Не говори ничего, моя дорогая, о мелочах, которыми я хотел выразить мою память о тебе и мое желание угодить тебе в чем-нибудь большем. Прошу тебя, прими это, как оно есть, как невинное удовольствие, которое я доставляю себе; размышляя, что бы тебе такое послать, я мысленно беседую с тобой и с твоими.
Если уж говорить о благодарности, то скольким же я обязан с давних пор тебе! Поверь мне, кто не имеет своего очага и живет по большей части у чужих людей, только тот и может оценить и никогда не забудет, как друг, или мать, или сестра сердечно принимали его дома. Не один привольный, веселый день провел я под твоим кровом! — Милая сестра! Ты сама не можешь ощутить, как много стоит такой дом, как твой, где царит гуманный дух твоего мужа и такое сердце, как твое. Ты счастливый человек, и ты чувствовала бы это еще сильнее, если бы могла видеть, как безрадостен и безутешен мир роскоши — не только для нас, но и для тех, кто живет внутри него и по видимости пользуется всеми его благами; тайное неудовольствие, которое они сами лишь смутно ощущают, подтачивает их души. Чем больше лошадей запрягают богачу в карету, чем больше комнат, в которых он сидит взаперти, чем больше слуг бегают вокруг него, чем больше ходит он в золоте и серебре, тем глубже могилу копает себе человек, где он лежит ни жив, ни мертв, так что другие уже не слышат его, ни он других, несмотря на весь шум, который он и те другие поднимают. Единственный, кого веселит эта печальная комедия, — это зритель, который смотрит и позволяет себе обольщаться. Если б и я мог восхищенно раскрыть глаза при зрелище величия мира! Я был бы счастливый и, может статься, вполне даже сносный молодой человек! Но мне нельзя импонировать, если не импонировать мне характером или талантом, а поскольку все это в мире такие редкие вещи, то я, к сожалению, весьма редко проявлял в этом мире надлежащую покорность. Сейчас, правда, проявляю, после того как поплатился кое за что, однако же это не то, что я считаю правильным. —
Я должен прерваться, потому что почта отправляется. Передай поклон твоему люб. мужу, а деткам от меня — приветы, каждому такой, какой ему больше нравится. Как только юная невеста начнет выводить каракули, между нами будет налажена нежнейшая переписка. —
Сердечные приветы доктору Фейелю. Меня радует его хороший вкус, и, если выбор его окажется счастливым в дальнейшем, я буду рад еще больше.
Твой
Фриц
№ 162. БРАТУ
Франкфурт, 4 июл. 1798
Ты заразился от меня письмобоязнью, милый Карл!

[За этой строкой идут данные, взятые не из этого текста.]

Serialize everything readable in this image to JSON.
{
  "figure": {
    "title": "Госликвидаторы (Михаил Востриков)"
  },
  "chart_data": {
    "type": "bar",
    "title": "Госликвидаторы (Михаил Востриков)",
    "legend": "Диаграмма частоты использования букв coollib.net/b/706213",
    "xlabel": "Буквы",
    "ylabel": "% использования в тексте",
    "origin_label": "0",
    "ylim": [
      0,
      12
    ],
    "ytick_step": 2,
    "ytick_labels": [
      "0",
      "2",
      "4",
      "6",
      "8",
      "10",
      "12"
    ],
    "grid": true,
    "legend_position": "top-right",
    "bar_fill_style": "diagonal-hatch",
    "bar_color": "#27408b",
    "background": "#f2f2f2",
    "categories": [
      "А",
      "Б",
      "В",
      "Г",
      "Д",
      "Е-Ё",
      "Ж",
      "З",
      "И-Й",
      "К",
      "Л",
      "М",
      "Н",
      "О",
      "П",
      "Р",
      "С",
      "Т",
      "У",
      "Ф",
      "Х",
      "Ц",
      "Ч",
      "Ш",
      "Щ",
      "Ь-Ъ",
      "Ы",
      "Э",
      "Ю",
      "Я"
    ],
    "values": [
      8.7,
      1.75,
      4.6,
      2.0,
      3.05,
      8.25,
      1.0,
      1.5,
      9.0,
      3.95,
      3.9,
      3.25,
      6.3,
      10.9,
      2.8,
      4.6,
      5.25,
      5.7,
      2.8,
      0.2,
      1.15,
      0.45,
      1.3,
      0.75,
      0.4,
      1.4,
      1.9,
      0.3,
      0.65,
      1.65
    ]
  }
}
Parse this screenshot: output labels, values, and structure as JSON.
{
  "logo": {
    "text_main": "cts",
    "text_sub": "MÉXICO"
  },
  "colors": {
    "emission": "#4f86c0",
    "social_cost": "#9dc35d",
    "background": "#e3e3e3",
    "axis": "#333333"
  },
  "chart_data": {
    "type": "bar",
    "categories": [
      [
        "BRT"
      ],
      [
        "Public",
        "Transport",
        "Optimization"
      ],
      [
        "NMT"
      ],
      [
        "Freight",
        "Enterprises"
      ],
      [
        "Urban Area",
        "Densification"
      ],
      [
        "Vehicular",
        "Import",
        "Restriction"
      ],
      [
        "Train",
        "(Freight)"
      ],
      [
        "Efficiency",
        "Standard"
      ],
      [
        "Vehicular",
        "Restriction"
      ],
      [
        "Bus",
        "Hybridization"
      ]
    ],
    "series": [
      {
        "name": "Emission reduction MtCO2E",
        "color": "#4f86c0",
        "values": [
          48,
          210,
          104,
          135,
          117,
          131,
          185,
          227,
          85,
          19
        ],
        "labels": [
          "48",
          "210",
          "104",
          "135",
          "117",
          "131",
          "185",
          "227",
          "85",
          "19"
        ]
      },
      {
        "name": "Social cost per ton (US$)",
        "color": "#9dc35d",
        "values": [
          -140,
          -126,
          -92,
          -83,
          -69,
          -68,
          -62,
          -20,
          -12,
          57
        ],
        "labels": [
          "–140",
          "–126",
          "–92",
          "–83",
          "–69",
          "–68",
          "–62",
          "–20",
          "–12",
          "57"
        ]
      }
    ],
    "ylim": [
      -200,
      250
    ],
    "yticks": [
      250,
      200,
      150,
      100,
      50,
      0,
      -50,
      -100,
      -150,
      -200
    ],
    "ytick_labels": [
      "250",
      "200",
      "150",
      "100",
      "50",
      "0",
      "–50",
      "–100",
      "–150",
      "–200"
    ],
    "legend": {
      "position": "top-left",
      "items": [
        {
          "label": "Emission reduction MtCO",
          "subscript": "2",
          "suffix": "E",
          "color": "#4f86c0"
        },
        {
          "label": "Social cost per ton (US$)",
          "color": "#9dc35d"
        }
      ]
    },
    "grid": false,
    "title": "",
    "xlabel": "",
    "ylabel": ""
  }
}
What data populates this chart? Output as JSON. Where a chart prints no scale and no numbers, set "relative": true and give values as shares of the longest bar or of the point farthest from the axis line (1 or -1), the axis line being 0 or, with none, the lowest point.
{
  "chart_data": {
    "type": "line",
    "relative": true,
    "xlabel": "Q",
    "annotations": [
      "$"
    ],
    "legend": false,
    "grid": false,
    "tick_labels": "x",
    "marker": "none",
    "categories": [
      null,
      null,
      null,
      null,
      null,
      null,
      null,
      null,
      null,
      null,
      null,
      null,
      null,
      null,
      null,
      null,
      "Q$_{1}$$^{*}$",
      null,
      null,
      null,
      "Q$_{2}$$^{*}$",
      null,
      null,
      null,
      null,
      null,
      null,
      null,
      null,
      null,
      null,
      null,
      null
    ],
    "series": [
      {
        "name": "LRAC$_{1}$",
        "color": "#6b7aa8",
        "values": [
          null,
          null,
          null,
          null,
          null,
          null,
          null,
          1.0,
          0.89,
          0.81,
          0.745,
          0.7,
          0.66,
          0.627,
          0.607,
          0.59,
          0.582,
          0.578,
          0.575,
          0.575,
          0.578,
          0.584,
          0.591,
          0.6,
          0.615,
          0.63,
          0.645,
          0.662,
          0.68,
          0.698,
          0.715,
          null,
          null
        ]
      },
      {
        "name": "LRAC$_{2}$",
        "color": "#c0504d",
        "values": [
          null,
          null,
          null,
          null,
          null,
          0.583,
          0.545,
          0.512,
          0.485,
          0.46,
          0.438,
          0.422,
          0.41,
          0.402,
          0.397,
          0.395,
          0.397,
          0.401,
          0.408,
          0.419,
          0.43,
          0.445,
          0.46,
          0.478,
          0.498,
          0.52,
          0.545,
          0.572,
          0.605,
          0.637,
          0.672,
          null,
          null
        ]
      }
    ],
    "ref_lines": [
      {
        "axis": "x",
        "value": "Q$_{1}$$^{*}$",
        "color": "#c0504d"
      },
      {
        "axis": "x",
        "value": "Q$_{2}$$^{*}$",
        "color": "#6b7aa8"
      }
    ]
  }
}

Но я хочу подать тебе пример и написать вновь, прежде чем получу ответ на письмо, посланное мною тебе около пасхи. Матушка пишет мне, что ты не очень здоров, а работы притом очень много. Могу себе хорошо представить, что у тебя нет большой охоты писать письма. При всей силе юности иной раз едва хватает мыслей и терпенья для самого необходимого, так раздражает и изматывает нас порой жизнь, и нет поры труднее в этом отношении, как возраст, в котором юноша становится мужчиной. Другие люди и собственная натура доставляют тебе столько хлопот, как, полагаю, ни в один другой период жизни, это пора пота и злости, и бессонницы, и тревоги, и гроз, и самая горькая в жизни, как в природе время, идущее за маем, — самое беспокойное в году.
Но в человеке бродят соки, как и во всем, что должно созреть, и философия должна позаботиться лишь о том, чтобы это брожение прошло, насколько возможно, без ущерба для организма, быстро и гладко. — Плыви, отважный пловец, и держи голову над водой. Братское сердце! Я тоже много страдал, больше, чем мог сказать тебе или какому-либо другому человеку, потому что не все можно высказать, и еще теперь, еще теперь страдаю, сильно и глубоко, и все-таки думаю, что то лучшее, что во мне есть, еще не погибло. Мой Алабанда говорит во втором томе: «Все, что живет, неистребимо[340], оно остается свободным в глубочайшей форме своего рабства, остается единым, пусть ты раздерешь его до основания, раздавишь до мозга костей, все равно оно останется невредимым и его существо вырвется из твоих рук, взлетит победно...». Это можно в большей или меньшей степени отнести к любому человеку, а к настоящему человеку тем паче. И мой Гиперион говорит: «Нам повсюду[341] остается лишь одна радость. Подлинная боль воодушевляет. Тот, кто попирает свою беду, поднимается выше. И это прекрасно, что мы лишь в страдании полно чувствуем свободу нашей души». Будь здоров, мой дорогой, драгоценный! Напиши мне скорей! Думай о том, что я тебе верен, как и ты мне! Не меняйся, оставайся как ты есть, на радость нашей родине и мне на радость.